Kenyan English often borrows vocabulary from local languages which would otherwise be difficult to translate to English, such as the Bantu term "ugali", the Swahili term "sukuma wiki" (collard greens) and Kikuyu term "matatu". The wide use of Sheng in Kenya has also affected the vocabulary of Kenyan English speakers. White people in Kenya are often referred to as "mzungus" or "wazungus" (the word "mzungu" is Swahili for "white person"; its plural form is "wazungu"). Other borrowed terms include "pole pole" (Swahili for "slowly"; as a result some people also say "slowly slowly"), "Harambee", "nyama choma" (barbecued meat) and "nini" (used when one forgets the name of something; equivalent to the word "thingy", which is itself also widely used). Kenyans also tend to use the words "si" and "ati" (equivalent to the words "but" and "that" respectively) due to the influence of sheng. Finally, most people in Kenya speak English as a third or fourth language, leading to the majority of individuals using a lot of direct translation.

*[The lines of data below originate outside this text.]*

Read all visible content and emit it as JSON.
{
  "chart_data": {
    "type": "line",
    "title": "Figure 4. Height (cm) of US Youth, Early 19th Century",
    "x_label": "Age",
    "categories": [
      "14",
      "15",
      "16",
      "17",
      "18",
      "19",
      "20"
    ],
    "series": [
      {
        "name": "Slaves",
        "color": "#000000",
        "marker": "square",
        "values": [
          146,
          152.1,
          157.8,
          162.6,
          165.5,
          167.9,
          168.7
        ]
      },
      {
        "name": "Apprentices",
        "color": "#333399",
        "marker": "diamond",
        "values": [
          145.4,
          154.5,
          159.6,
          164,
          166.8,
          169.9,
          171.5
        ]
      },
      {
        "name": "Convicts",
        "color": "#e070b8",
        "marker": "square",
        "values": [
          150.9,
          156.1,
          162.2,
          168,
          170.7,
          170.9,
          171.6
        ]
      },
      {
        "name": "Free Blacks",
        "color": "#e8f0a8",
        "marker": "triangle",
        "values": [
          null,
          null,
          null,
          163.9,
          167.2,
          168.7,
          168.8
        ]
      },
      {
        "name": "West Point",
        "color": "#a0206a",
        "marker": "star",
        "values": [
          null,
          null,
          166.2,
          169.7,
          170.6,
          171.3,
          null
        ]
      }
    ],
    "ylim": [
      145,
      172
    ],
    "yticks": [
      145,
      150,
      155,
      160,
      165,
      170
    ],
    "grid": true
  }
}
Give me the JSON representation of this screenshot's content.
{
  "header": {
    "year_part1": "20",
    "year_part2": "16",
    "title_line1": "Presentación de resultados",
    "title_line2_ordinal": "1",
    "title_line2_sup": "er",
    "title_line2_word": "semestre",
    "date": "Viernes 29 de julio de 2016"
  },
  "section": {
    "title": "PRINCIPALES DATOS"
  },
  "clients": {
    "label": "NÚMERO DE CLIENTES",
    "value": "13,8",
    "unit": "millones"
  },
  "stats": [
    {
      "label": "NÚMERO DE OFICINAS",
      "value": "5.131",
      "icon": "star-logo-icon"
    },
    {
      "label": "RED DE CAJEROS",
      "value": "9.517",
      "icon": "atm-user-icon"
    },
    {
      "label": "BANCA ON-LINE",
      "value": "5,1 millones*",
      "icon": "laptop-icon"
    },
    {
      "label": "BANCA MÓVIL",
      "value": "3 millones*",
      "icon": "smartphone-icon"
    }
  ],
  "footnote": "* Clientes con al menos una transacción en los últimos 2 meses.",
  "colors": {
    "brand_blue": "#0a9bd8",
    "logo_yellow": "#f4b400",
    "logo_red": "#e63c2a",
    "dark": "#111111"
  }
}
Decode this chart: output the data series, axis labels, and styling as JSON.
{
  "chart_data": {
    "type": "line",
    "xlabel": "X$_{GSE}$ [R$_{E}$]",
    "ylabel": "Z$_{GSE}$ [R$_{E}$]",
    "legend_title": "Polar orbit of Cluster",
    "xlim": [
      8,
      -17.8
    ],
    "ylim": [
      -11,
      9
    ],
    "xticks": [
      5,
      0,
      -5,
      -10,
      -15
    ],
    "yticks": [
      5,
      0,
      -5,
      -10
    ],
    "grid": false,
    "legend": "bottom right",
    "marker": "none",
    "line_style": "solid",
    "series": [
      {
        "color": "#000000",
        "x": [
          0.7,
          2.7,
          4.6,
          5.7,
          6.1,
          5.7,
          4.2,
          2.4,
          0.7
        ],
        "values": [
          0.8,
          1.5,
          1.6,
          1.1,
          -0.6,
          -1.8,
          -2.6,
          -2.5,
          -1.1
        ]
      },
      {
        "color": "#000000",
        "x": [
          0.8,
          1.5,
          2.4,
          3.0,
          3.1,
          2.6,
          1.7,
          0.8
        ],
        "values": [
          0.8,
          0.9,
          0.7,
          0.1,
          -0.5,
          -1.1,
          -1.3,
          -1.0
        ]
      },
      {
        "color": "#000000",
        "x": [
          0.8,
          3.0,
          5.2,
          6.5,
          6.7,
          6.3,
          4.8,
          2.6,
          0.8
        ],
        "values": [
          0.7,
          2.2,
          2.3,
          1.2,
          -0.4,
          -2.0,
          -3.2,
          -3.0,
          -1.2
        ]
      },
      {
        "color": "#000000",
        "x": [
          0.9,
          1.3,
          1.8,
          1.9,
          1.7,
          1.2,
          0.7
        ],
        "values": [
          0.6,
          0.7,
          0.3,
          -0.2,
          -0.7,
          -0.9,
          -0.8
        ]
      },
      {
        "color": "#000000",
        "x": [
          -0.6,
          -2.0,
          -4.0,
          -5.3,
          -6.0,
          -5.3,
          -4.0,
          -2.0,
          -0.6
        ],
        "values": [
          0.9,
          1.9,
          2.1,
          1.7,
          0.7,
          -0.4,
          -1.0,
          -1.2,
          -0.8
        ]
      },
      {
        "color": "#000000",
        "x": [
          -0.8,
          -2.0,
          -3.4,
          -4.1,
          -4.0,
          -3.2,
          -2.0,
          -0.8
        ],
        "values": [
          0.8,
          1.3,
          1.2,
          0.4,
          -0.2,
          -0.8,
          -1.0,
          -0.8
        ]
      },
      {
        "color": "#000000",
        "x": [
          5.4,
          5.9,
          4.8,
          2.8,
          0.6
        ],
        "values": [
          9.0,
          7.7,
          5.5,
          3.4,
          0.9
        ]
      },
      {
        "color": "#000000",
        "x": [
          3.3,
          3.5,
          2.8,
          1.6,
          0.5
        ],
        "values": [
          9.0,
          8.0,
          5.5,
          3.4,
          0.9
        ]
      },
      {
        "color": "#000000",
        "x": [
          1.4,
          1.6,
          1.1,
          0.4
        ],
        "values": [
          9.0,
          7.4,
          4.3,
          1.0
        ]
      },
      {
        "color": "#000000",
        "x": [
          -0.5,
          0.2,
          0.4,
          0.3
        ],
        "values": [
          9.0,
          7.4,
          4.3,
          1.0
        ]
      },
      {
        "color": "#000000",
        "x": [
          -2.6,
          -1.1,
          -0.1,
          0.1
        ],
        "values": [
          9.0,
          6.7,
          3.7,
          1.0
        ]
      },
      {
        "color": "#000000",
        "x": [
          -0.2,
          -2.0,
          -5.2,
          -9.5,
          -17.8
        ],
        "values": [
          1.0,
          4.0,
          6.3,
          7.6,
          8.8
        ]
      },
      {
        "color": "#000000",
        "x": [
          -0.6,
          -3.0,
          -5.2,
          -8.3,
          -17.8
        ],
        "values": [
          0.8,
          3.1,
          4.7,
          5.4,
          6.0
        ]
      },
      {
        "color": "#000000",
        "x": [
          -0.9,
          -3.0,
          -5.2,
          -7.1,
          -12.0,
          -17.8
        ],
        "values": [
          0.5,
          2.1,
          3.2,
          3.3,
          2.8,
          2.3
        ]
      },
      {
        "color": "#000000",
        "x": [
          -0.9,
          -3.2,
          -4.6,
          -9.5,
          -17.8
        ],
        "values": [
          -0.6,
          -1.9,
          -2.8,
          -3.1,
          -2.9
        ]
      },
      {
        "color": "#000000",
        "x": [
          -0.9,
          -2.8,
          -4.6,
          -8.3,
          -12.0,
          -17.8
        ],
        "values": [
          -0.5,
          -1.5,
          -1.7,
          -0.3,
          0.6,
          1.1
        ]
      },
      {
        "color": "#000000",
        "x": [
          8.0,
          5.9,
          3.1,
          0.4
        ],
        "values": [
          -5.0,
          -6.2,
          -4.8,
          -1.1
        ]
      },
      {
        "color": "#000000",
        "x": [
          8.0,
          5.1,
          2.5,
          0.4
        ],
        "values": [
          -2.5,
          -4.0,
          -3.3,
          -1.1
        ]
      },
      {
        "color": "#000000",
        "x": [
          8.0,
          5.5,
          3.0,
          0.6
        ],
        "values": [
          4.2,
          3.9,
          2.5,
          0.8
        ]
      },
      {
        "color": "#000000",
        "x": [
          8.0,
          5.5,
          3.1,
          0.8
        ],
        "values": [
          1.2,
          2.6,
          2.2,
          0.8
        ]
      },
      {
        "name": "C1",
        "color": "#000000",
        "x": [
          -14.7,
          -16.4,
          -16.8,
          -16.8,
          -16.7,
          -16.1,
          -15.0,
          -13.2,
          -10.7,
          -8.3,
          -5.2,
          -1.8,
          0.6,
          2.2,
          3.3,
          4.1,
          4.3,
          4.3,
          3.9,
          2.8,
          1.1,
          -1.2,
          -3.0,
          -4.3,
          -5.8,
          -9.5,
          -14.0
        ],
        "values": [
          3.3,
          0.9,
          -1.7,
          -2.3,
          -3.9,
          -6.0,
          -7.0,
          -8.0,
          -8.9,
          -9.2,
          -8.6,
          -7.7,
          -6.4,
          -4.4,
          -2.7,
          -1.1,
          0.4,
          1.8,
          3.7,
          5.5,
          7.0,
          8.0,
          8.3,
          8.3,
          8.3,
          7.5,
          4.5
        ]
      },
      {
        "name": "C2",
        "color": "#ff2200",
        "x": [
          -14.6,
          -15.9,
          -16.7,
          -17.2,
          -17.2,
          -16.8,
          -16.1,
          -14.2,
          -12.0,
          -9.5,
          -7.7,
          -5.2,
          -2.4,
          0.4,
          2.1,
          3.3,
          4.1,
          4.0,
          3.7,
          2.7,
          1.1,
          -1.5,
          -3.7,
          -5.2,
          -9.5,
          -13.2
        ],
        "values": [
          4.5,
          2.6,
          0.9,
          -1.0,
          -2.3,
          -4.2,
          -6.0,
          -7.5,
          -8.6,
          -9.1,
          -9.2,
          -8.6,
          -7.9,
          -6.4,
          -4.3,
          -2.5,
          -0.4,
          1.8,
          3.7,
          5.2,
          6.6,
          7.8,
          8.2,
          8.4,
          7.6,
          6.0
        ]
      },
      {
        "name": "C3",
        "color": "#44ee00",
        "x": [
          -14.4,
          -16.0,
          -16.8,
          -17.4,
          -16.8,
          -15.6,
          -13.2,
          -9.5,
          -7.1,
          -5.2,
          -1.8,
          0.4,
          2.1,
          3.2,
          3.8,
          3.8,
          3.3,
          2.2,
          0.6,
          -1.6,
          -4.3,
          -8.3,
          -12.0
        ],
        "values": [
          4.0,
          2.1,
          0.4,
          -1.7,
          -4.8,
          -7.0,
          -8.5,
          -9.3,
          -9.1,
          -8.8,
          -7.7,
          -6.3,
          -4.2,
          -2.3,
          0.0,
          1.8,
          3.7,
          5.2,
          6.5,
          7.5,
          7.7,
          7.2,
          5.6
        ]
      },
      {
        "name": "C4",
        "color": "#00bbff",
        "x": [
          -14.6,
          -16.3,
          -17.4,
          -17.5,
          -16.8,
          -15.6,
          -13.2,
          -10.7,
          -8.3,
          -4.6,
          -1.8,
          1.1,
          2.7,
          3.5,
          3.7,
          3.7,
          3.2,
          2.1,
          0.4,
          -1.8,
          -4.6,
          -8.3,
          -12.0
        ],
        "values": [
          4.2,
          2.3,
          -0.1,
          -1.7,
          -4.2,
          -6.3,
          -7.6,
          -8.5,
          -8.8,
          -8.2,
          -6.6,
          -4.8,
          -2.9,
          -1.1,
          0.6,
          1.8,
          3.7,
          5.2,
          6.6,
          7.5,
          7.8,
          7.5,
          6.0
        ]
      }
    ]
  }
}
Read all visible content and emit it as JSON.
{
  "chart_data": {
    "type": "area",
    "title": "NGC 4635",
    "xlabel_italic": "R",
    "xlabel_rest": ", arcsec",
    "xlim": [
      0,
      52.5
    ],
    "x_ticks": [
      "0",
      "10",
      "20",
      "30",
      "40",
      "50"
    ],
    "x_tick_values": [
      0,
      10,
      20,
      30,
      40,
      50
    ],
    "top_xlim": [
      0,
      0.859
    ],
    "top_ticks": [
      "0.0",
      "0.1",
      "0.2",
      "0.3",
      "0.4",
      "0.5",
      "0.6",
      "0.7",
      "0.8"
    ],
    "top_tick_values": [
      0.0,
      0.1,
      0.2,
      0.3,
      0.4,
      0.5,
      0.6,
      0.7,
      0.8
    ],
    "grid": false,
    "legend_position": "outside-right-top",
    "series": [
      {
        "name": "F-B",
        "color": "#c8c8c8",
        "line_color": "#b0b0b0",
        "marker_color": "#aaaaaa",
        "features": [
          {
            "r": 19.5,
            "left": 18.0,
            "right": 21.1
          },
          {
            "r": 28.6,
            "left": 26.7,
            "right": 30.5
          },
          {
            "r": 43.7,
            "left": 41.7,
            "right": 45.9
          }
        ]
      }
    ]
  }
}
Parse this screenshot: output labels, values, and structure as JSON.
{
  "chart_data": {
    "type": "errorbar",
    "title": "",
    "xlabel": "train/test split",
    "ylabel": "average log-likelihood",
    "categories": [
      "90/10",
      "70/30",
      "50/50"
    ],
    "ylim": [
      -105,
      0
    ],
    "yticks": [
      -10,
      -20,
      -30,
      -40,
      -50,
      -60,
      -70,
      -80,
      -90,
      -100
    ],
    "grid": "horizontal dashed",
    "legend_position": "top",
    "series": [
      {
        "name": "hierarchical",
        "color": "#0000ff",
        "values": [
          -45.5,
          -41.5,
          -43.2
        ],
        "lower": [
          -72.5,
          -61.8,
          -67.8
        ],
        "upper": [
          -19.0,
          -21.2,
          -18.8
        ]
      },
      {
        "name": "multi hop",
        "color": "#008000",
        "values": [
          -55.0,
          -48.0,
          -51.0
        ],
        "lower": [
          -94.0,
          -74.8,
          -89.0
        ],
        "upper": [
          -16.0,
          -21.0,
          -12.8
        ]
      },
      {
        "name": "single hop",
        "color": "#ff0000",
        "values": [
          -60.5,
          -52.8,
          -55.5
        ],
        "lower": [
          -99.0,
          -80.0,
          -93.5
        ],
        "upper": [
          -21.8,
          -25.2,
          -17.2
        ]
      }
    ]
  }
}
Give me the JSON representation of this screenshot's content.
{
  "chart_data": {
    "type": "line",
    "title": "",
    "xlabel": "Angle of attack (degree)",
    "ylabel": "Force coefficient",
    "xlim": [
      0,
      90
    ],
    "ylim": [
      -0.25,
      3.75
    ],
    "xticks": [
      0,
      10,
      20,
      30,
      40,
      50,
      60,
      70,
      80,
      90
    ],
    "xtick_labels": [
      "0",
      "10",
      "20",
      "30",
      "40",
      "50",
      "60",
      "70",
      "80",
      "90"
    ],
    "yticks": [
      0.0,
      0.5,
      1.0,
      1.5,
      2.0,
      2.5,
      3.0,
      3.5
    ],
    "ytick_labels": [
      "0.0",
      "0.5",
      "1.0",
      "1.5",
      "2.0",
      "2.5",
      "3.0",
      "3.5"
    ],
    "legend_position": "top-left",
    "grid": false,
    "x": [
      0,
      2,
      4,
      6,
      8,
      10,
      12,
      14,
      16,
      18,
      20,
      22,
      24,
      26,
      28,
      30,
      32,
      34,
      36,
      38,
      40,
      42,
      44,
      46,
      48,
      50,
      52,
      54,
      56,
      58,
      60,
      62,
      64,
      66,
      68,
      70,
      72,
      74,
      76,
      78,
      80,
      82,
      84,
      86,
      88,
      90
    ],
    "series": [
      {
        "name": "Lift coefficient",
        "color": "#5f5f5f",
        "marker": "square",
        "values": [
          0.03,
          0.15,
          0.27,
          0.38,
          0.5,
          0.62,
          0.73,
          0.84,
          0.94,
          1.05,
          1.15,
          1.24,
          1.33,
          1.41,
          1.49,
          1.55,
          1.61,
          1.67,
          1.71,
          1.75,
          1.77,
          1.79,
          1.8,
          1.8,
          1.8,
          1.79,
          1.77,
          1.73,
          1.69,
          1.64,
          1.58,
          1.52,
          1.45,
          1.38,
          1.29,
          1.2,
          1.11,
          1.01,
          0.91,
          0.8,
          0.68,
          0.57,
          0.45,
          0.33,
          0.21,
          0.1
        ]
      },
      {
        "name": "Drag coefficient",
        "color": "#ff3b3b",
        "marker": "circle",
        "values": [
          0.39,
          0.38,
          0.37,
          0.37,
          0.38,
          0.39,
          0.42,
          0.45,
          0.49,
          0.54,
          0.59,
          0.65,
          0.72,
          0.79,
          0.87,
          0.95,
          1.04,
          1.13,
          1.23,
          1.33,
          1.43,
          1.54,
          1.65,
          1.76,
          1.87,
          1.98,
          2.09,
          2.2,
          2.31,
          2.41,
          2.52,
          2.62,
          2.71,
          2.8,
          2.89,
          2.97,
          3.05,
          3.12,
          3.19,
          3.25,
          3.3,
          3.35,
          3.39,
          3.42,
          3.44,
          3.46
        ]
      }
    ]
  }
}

|Kenyan English||Standard British/American English|
|Are you getting me?||Do you understand what I'm saying?|
|Let me confirm.||Let me check.|
|I'm alighting.||I'm getting off the bus.|
|We've reached.||We're here.|
|We've gotten to our destination.|
|I gave him 20 bob.||I gave him 20 shillings.|
|Even me.||Me too.|
|It has refused.||It's not working.|
|It's stopped functioning.|
|Isn't it?||Isn't that right?|
|Don't you agree?|
|I'm wearing slippers.||I'm wearing flip-flops.|
|Please add something.||Add some more money. (You're being stingy.)|
(Used by street vendors when negotiating transactions)
|I have to survive.|
|What religion are you?||What religion do you follow?|
|One of these fine days.||Some day.|
|Some time in the future.|
|Take tea and bread.||Have some tea and bread.|
|I'm starting a chama.||I'm starting a cooperative.|
Some Kenyan English speakers occasionally use proverbs borrowed from Swahili and other languages, as well as English proverbs, when conveying a moral to a story or giving advice, and sometimes translate these proverbs to English. For example, when advising someone to take his/her time when doing something, a person may use the proverb "Haraka haraka haina baraka" (roughly translates to "more haste, less speed") and literally translate it to "Hurry hurry has no blessings".